DELAYS in replacing the navy’s aging fleet of frigates are threatening the future safety of the nation’s new aircraft carriers.
That’s the stark warning given by two ex-navy bosses yesterday at a defence review into the Type 26 programme.
Labour peer Admiral Lord Alan West accused ministers of deceiving the public over ordering Type 26 Global Combat Ships to replace the Type 23 vessels.
It comes amid concerns the timetable for the new ships has slipped, with work that was due to begin this year now pushed being back to early 2018.
The former First Sea Lord warned MPs such delays would leave the Royal Navy’s strength ‘grossly inadequate’.
While another ex-First Sea Lord, Admiral Sir Mark Stanhope, told MPs that to not have the new frigates built in time would put the carriers at risk.
Lord West said: ‘There is almost no money available this year and we are really strapped next year. The government isn’t coming clean about that.’
There are a total of 13 frigates in the Royal Navy’s arsenal – six of which are based in Portsmouth. The last Type 23 commissioned was in 2001.
Admiral Stanhope told the Commons Defence Committee the frigate fleet only had a shelf life of 17 years.
But he feared these frigates would still be in service protecting the £6bn Queen Elizabeth-class carriers – which will be based in Portsmouth – well past this.

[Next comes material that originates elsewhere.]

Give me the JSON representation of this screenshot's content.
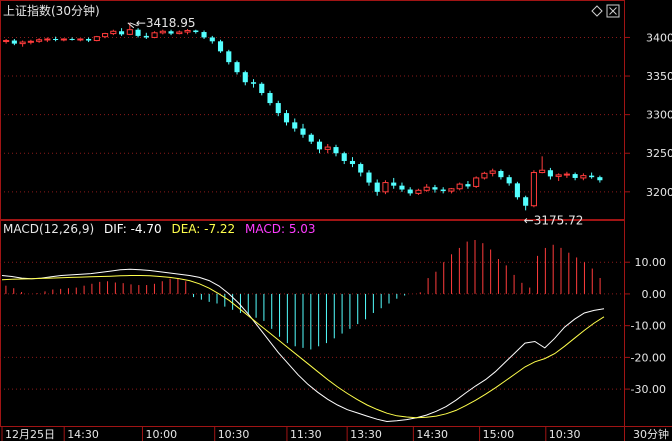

‘We are therefore looking at the remaining 13 being decommissioned over the next period where we would have hoped that for every one that is decommissioned a new one would come off the build line,’ he said.

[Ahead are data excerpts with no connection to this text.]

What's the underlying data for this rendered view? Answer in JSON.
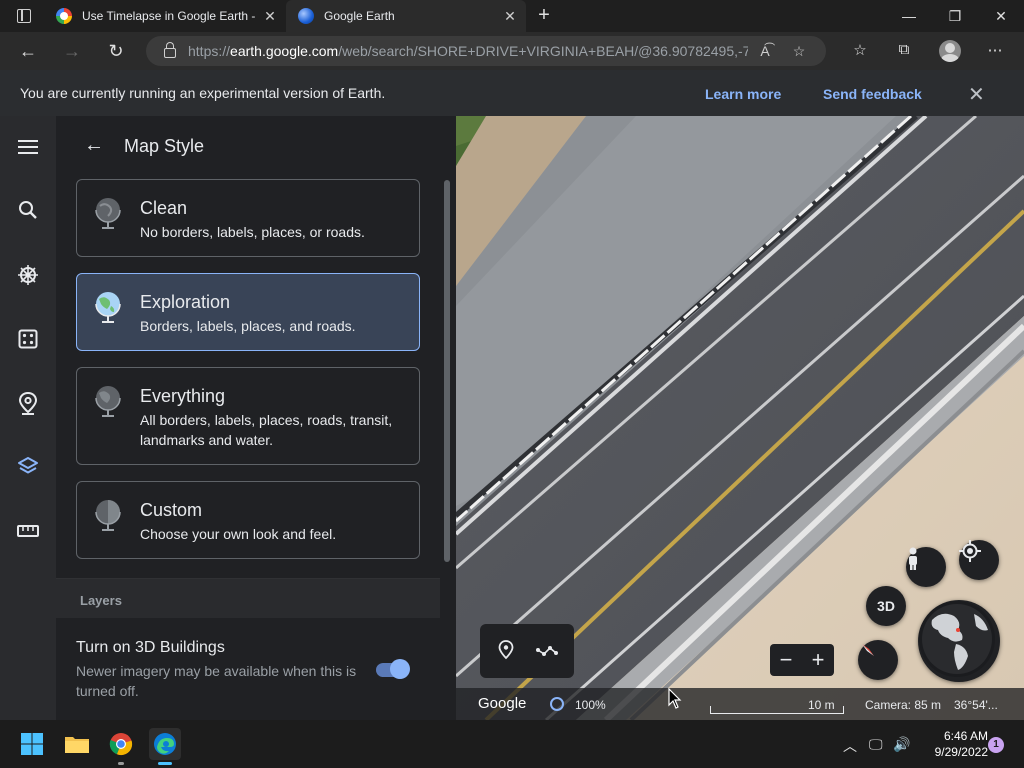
{
  "browser": {
    "tabs": [
      {
        "title": "Use Timelapse in Google Earth -",
        "favicon": "google-favicon"
      },
      {
        "title": "Google Earth",
        "favicon": "google-earth-favicon"
      }
    ],
    "url_prefix": "https://",
    "url_host": "earth.google.com",
    "url_rest": "/web/search/SHORE+DRIVE+VIRGINIA+BEAH/@36.90782495,-7..."
  },
  "banner": {
    "message": "You are currently running an experimental version of Earth.",
    "learn_more": "Learn more",
    "send_feedback": "Send feedback"
  },
  "rail": {
    "icons": [
      "menu-icon",
      "search-icon",
      "voyager-icon",
      "projects-icon",
      "places-icon",
      "map-style-icon",
      "measure-icon"
    ],
    "active": "map-style-icon",
    "accent": "#8ab4f8"
  },
  "panel": {
    "title": "Map Style",
    "styles": [
      {
        "name": "Clean",
        "desc": "No borders, labels, places, or roads.",
        "selected": false
      },
      {
        "name": "Exploration",
        "desc": "Borders, labels, places, and roads.",
        "selected": true
      },
      {
        "name": "Everything",
        "desc": "All borders, labels, places, roads, transit, landmarks and water.",
        "selected": false
      },
      {
        "name": "Custom",
        "desc": "Choose your own look and feel.",
        "selected": false
      }
    ],
    "layers_heading": "Layers",
    "buildings_title": "Turn on 3D Buildings",
    "buildings_desc": "Newer imagery may be available when this is turned off.",
    "buildings_on": true
  },
  "map": {
    "btn_3d": "3D",
    "google_logo": "Google",
    "load_percent": "100%",
    "scale_label": "10 m",
    "camera": "Camera: 85 m",
    "coords": "36°54'..."
  },
  "taskbar": {
    "apps": [
      "windows-start-icon",
      "file-explorer-icon",
      "chrome-icon",
      "edge-icon"
    ],
    "time": "6:46 AM",
    "date": "9/29/2022",
    "notifications": "1"
  }
}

‘That’s clearly not going to be the case unless the new shipbuilding strategy wreaks some miracles.
‘There are going to be some very, very old ladies in their mid-thirties that we’re using to protect brand-new carriers.’

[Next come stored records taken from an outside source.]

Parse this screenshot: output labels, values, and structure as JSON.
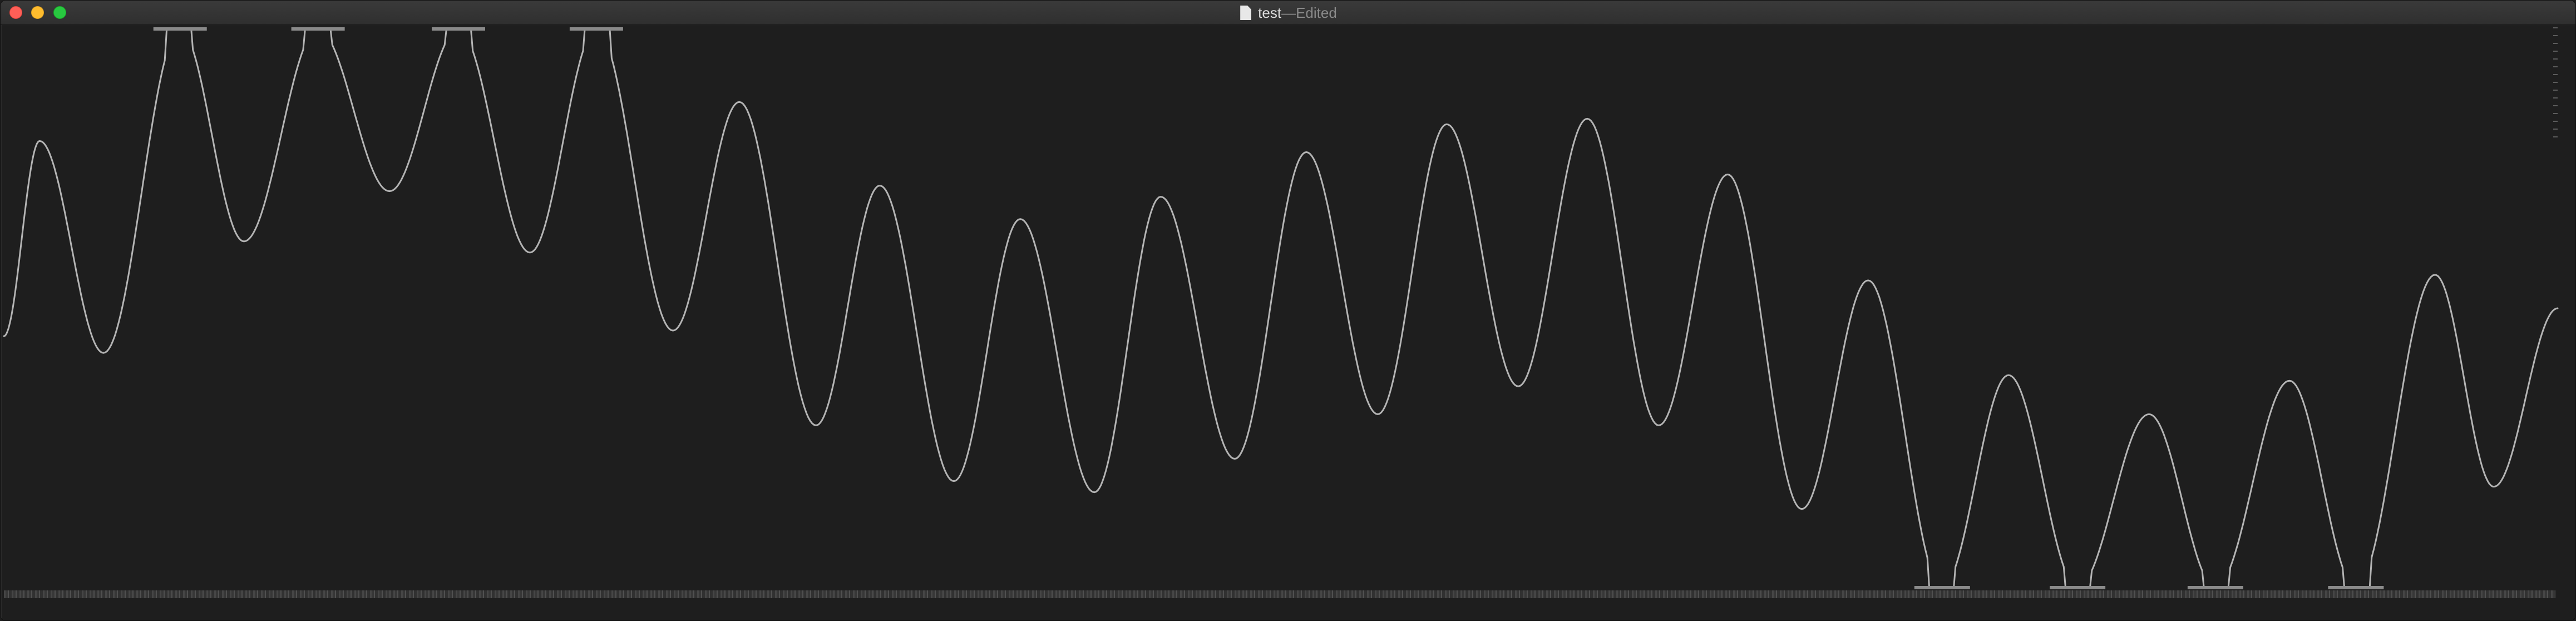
{
  "window": {
    "title": "test",
    "separator": " — ",
    "status": "Edited"
  },
  "icons": {
    "close": "close-icon",
    "minimize": "minimize-icon",
    "zoom": "zoom-icon",
    "document": "document-icon"
  },
  "colors": {
    "background": "#1e1e1e",
    "titlebar": "#2f2f2f",
    "waveform": "#b4b4b4",
    "close": "#fe5f57",
    "minimize": "#febc2e",
    "zoom": "#28c840"
  },
  "waveform": {
    "peaks": [
      {
        "t": 0.0,
        "v": 0.45
      },
      {
        "t": 0.014,
        "v": 0.8
      },
      {
        "t": 0.039,
        "v": 0.42
      },
      {
        "t": 0.069,
        "v": 1.0,
        "clip": true
      },
      {
        "t": 0.094,
        "v": 0.62
      },
      {
        "t": 0.123,
        "v": 1.0,
        "clip": true
      },
      {
        "t": 0.151,
        "v": 0.71
      },
      {
        "t": 0.178,
        "v": 1.0,
        "clip": true
      },
      {
        "t": 0.206,
        "v": 0.6
      },
      {
        "t": 0.232,
        "v": 1.0,
        "clip": true
      },
      {
        "t": 0.262,
        "v": 0.46
      },
      {
        "t": 0.288,
        "v": 0.87
      },
      {
        "t": 0.318,
        "v": 0.29
      },
      {
        "t": 0.343,
        "v": 0.72
      },
      {
        "t": 0.372,
        "v": 0.19
      },
      {
        "t": 0.398,
        "v": 0.66
      },
      {
        "t": 0.427,
        "v": 0.17
      },
      {
        "t": 0.453,
        "v": 0.7
      },
      {
        "t": 0.482,
        "v": 0.23
      },
      {
        "t": 0.51,
        "v": 0.78
      },
      {
        "t": 0.538,
        "v": 0.31
      },
      {
        "t": 0.565,
        "v": 0.83
      },
      {
        "t": 0.593,
        "v": 0.36
      },
      {
        "t": 0.62,
        "v": 0.84
      },
      {
        "t": 0.648,
        "v": 0.29
      },
      {
        "t": 0.675,
        "v": 0.74
      },
      {
        "t": 0.704,
        "v": 0.14
      },
      {
        "t": 0.73,
        "v": 0.55
      },
      {
        "t": 0.759,
        "v": 0.0,
        "clip": true
      },
      {
        "t": 0.785,
        "v": 0.38
      },
      {
        "t": 0.812,
        "v": 0.0,
        "clip": true
      },
      {
        "t": 0.84,
        "v": 0.31
      },
      {
        "t": 0.866,
        "v": 0.0,
        "clip": true
      },
      {
        "t": 0.895,
        "v": 0.37
      },
      {
        "t": 0.921,
        "v": 0.0,
        "clip": true
      },
      {
        "t": 0.952,
        "v": 0.56
      },
      {
        "t": 0.975,
        "v": 0.18
      },
      {
        "t": 1.0,
        "v": 0.5
      }
    ]
  }
}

The government confirmed in its Strategic Defence and Security Review in November that eight Type 26 frigates would be built, although that was scaled back from 13.
To make up for the dip in numbers, PM David Cameron pledged to build at least five new, lightweight general purpose frigates.
However, Lord West cast doubt over such promises.
‘To pretend that you’re going to order all of these, that they are really important, but that “there are little problems over design and things” is, I’m afraid, being economical with the actuality.
‘The reality is there is not enough money in the MoD this year and next year. We’ve run out of money effectively, and therefore they have pushed this programme to the right.
‘And that is bloody dangerous because whenever you do that it costs you more money,’ Lord West told MPs.
The peer, who sits on the Labour benches in the House of Lords, told the committee there needed to be a steady drumbeat of shipbuilding in the UK.
He said to delay such programmes causes costs to sky-rocket.
Citing delays in the building of the Astute-class submarines, he said: ‘It has taken almost 20 years to get submarine building back on track properly and has cost an extra three-quarters-of-a-billion more than if we had got on with it then.’
John Hudson, managing director of BAE Systems, told MPs the defence giant was in on-going ‘detailed negotiations’ with the MoD over the Type 26 build programme.
He said: ‘We would need to accelerate some of those activities to accelerate the building of those vessels.’
A Downing Street spokeswoman has since added the government would be spending £8bn on UK defence in the next decade.
‘This government has committed to meeting our two per cent of GDP spend on defence, looking particularly at how we invest in first-class equipment for our armed forces.’